On the occasion of the presentation of her book “Disueño. Cuando el arte y el diseño jugaron a ser lo mismo (1977-1979)”, taking place at the Design Museum of Barcelona next February 7, we talk to Bueno to explore what was a crucial episode of design in Barcelona.
What was Disueño?
Disueño was a show organised by certain people from the board of directors of ADI-FAD, at the end of 1970s. The idea was to display those design trends that had no place in the Delta Awards according to their origins. They had to be objects in production, in such a way that prevented a whole stream of interesting and experimental objects from being exhibited or presented, which at that time had a strong presence in the world of design.
What does the name allude to?
In some way, the general concept of Disueño was poetry, a poetic game that almost started from the name of the exhibition. The witty inventor of the word, architect Beth Galí, who was a member of the board of directors that set the project in motion, told me that by introducing a single vowel design became a dream. I personally think it is a very beautiful and enlightening way to explain it.
In the call for participation, the desire to verify the existence of new ways of interpreting industrial design is mentioned. What types of objects were part of the exhibition?
There were pieces in which design was not only understood as a tool at the service of utility, but also as a means of expression of other values, such as the new handcraft. Objects were contemplated as a field of experimentation and expression, and through them a more radical and irreverent design was showcased. Experimental and investigative objects, beyond useful, according to the traditional concept of what was useful. They were not orthodox industrial pieces. Neither they were easily producible nor necessarily functional in themselves. There were some that showed these symbolic values in a graphic way, such as Carles Riart, one of the most well-known designers in the national scene. There were also useless objects, considered so by their designers, with a great sense of humour.

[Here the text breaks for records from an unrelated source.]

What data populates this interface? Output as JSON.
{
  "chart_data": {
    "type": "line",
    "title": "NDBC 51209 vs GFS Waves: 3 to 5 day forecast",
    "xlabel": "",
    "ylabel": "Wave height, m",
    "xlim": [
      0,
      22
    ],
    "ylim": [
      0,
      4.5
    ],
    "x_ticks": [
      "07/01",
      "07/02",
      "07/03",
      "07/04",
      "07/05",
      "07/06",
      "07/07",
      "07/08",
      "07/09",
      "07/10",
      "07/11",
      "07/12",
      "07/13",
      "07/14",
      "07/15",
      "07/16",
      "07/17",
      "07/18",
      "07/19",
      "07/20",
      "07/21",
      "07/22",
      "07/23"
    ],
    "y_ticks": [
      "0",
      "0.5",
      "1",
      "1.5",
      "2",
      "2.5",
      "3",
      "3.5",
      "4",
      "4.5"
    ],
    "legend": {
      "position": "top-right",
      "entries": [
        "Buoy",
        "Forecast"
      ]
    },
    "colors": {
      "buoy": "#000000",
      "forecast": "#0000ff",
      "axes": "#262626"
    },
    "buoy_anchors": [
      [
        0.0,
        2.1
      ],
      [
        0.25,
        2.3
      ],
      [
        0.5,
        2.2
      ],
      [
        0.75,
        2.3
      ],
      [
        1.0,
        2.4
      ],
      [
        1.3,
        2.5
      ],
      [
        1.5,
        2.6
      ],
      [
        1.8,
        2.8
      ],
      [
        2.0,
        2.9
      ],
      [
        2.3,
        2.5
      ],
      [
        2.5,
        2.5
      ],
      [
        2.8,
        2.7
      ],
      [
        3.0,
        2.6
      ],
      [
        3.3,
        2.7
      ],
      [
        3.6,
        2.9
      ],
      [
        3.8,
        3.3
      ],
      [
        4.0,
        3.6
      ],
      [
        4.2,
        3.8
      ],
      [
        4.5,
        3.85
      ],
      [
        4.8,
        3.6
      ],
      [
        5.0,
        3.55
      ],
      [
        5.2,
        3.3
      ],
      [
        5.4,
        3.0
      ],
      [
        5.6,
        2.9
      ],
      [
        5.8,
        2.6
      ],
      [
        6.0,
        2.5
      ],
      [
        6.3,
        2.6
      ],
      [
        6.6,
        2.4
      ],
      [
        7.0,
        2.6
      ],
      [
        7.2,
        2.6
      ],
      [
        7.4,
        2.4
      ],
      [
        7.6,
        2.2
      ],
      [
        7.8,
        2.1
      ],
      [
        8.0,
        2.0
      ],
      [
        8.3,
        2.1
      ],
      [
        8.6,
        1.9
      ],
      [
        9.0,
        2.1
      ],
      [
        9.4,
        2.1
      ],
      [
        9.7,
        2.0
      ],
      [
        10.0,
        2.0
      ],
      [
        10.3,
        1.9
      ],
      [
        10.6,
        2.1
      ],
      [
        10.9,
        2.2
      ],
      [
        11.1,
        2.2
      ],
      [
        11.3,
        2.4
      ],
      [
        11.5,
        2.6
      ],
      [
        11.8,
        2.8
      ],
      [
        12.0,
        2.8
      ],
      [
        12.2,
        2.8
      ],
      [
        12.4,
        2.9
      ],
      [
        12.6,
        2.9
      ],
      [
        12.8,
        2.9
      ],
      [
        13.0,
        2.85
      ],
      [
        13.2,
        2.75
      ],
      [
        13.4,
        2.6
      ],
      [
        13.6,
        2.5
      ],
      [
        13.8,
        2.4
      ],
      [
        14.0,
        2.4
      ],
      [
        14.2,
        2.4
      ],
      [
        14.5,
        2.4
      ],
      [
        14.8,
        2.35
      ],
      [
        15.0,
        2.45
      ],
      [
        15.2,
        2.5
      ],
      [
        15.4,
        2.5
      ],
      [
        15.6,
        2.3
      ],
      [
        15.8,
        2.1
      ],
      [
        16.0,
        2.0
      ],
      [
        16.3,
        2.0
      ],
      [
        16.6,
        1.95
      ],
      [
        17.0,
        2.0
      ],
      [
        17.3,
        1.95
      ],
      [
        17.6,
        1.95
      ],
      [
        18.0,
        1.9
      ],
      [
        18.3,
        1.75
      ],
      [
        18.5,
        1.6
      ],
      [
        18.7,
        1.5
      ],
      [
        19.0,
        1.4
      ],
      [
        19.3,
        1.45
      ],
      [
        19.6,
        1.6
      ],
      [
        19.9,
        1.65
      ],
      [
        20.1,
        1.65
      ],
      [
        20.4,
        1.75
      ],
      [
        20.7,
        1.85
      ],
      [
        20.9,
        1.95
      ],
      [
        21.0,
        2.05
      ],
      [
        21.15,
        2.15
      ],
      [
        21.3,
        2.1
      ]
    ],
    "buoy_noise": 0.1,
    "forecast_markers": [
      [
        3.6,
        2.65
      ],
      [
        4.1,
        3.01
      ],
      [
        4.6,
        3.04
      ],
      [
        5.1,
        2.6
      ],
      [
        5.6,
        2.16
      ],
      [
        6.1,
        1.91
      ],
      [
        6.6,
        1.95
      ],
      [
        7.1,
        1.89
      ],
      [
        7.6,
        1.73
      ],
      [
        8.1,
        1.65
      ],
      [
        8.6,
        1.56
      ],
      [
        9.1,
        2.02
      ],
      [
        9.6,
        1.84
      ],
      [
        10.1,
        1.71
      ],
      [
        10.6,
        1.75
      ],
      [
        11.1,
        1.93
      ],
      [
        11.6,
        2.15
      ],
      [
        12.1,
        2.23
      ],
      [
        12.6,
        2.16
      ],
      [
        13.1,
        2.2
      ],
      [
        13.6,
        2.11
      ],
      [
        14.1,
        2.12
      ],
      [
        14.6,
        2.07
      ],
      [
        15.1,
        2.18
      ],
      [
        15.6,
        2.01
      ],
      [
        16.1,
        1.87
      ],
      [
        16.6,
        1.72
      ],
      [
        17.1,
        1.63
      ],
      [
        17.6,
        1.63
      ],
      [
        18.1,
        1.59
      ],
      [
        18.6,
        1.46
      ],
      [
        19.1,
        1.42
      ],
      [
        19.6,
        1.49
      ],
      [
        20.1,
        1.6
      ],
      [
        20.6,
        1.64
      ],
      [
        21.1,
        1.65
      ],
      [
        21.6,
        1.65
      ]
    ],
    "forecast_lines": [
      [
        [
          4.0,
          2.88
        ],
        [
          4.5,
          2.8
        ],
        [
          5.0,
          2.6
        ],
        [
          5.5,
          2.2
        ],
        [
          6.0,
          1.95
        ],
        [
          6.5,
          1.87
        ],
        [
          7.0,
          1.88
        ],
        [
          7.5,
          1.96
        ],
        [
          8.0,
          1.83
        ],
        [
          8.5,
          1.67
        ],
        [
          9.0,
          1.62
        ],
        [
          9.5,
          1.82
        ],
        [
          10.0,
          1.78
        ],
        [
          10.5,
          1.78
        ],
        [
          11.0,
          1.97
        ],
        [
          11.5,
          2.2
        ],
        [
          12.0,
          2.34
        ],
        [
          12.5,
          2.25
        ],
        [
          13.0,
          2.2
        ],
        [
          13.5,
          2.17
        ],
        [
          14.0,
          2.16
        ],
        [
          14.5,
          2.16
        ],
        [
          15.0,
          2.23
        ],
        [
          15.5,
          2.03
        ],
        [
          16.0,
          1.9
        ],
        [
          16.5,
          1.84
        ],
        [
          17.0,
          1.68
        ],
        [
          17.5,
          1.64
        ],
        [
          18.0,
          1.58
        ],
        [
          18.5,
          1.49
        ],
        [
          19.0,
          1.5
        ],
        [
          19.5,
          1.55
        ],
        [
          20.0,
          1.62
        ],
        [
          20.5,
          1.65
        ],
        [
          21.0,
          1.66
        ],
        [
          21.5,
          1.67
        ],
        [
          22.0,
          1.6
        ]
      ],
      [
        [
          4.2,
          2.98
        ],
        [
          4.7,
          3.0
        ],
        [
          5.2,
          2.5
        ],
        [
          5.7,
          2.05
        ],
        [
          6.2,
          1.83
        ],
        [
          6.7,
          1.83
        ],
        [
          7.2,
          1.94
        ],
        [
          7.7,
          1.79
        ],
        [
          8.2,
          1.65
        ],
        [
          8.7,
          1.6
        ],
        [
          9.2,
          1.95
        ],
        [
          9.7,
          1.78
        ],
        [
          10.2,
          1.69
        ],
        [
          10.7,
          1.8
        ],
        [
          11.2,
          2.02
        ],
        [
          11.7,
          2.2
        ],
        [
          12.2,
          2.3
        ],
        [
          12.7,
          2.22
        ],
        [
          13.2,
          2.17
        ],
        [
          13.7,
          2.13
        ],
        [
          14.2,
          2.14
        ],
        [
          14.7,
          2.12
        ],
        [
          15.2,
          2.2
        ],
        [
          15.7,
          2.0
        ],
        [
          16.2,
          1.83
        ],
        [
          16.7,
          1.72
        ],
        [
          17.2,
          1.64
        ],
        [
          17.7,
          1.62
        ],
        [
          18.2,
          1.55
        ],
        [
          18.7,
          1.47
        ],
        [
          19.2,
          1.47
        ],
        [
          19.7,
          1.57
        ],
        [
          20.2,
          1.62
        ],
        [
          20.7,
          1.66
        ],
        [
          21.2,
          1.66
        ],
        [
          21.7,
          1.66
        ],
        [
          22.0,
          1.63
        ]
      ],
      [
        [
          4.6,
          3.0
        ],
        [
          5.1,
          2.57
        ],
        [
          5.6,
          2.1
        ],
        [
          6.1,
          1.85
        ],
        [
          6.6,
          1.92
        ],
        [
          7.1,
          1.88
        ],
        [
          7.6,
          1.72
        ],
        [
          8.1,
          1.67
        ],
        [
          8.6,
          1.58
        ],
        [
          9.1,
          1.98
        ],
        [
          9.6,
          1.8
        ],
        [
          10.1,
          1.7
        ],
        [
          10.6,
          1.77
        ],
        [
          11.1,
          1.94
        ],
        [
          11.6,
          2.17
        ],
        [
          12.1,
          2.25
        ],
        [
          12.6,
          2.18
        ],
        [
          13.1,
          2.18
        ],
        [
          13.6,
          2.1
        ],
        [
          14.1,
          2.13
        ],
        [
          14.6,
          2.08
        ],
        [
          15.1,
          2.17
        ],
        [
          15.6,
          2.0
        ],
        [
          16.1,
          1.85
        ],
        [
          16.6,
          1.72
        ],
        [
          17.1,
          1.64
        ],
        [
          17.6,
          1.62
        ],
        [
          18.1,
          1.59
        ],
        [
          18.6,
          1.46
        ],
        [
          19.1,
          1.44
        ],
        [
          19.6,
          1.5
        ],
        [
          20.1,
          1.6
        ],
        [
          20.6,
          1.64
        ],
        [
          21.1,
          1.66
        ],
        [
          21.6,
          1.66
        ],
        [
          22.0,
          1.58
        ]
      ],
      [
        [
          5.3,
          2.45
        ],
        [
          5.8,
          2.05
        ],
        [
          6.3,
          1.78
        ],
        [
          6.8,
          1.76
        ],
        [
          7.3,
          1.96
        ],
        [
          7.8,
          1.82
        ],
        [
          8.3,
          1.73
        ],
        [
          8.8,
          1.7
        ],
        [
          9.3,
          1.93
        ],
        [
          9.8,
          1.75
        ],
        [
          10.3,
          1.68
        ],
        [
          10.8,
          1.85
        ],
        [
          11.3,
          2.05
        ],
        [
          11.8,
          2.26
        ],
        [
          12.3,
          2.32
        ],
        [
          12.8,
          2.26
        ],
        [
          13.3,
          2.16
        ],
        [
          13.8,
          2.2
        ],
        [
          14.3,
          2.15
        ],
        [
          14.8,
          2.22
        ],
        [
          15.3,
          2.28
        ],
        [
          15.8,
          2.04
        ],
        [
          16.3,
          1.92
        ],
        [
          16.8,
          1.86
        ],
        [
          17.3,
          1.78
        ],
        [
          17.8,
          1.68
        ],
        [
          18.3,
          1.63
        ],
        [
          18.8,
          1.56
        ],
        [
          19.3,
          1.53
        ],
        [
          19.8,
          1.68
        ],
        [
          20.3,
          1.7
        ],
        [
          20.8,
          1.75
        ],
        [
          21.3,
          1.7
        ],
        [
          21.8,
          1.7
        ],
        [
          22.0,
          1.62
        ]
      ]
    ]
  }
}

Those who took part in Disueño assiduously crossed the borders between art, handcraft and design. How did they assimilate these disciplines?
These behaviors were arising in international design and were reflected in this show. Objects were reclaimed as a part of the ritual and the liturgy of the quotidian. Up until then we didn’t talk about daily as something sacred, with symbolic values before functional, contemplation before use, the reclamation of traditional techniques as a value opposite to supposed technological advances… All these topics brought artists closer to design and designers closer to art. We can see this in some works of Àngel Jové, a renowned artist at the Catalan conceptual avant-garde that also entered the world of design. Home objects started being understood not only as a direct instrumental value, but also its symbolic character was recognized and art had a lot to say there, because what is an artwork but a piece with a symbolic value? Mixing, interacting the world of intimate and art was actually a speech that had a lot to do with the artistic avant-garde at the beginning of the 20th century.
Shape played a pivotal role in the exhibition. How was this highlighted?
The three editions of Disueño presented works considered, by experts in Spanish design history, forefathers of what later was postmodernist design. Giacomo Balla’s reeditions, in the care of Santiago Roqueta and Ramon Bigas, are in those limits of poetic shape. So were Riart’s, such as Colilla light. In his own words, he says it is appropriated to listening to music, chatting, making love. It is applied symbolic values of use that were not usual in the early 1960s, and postmodernist design plays with that.
What was considered a good design, and how did this perception change after Disueño appeared?
Good design was traditionally considered to come from the functionalist school Bauhaus and later developed at the Ulm School of Design. This is what one could see in the Delta Awards. What Disueño did was to introduce elements such as the ritual, kitsch, scenography, expressive quality. Concepts that already existed in design but in a marginal way and tried to find their own space in the object culture by the late 1970s. What Disueño did ultimately was contributing to that showcase of objects that were already circulating in the market or were rather being produced, by providing an exhibition platform.
The book discusses the combative and irreverent attitude of the show. In which sense?
Through a sense of humor. It also has to do with neo-surrealism, the pop movements of the time and once again, we go back to design, assimilated in the [exhibition] discourse.
In what ways have Disueño’s proposals evolved since then? Has this practice become professional?
Indeed, these discourses have grown stronger as a design discipline in itself. We are not surrounded by simply correct objects from the point of view of use anymore. There is a whole line of combative design from the perspective of ecology, social rights, hyperconsumption; in the same way, there is an open and established group of designers that work with objects from symbolism. Usefulness goes beyond the simple use, because we don’t just use something for decisive reasons, but because it calls to our emotions. These projective paths are somewhat present not only in industrial design, but in any other kind of design.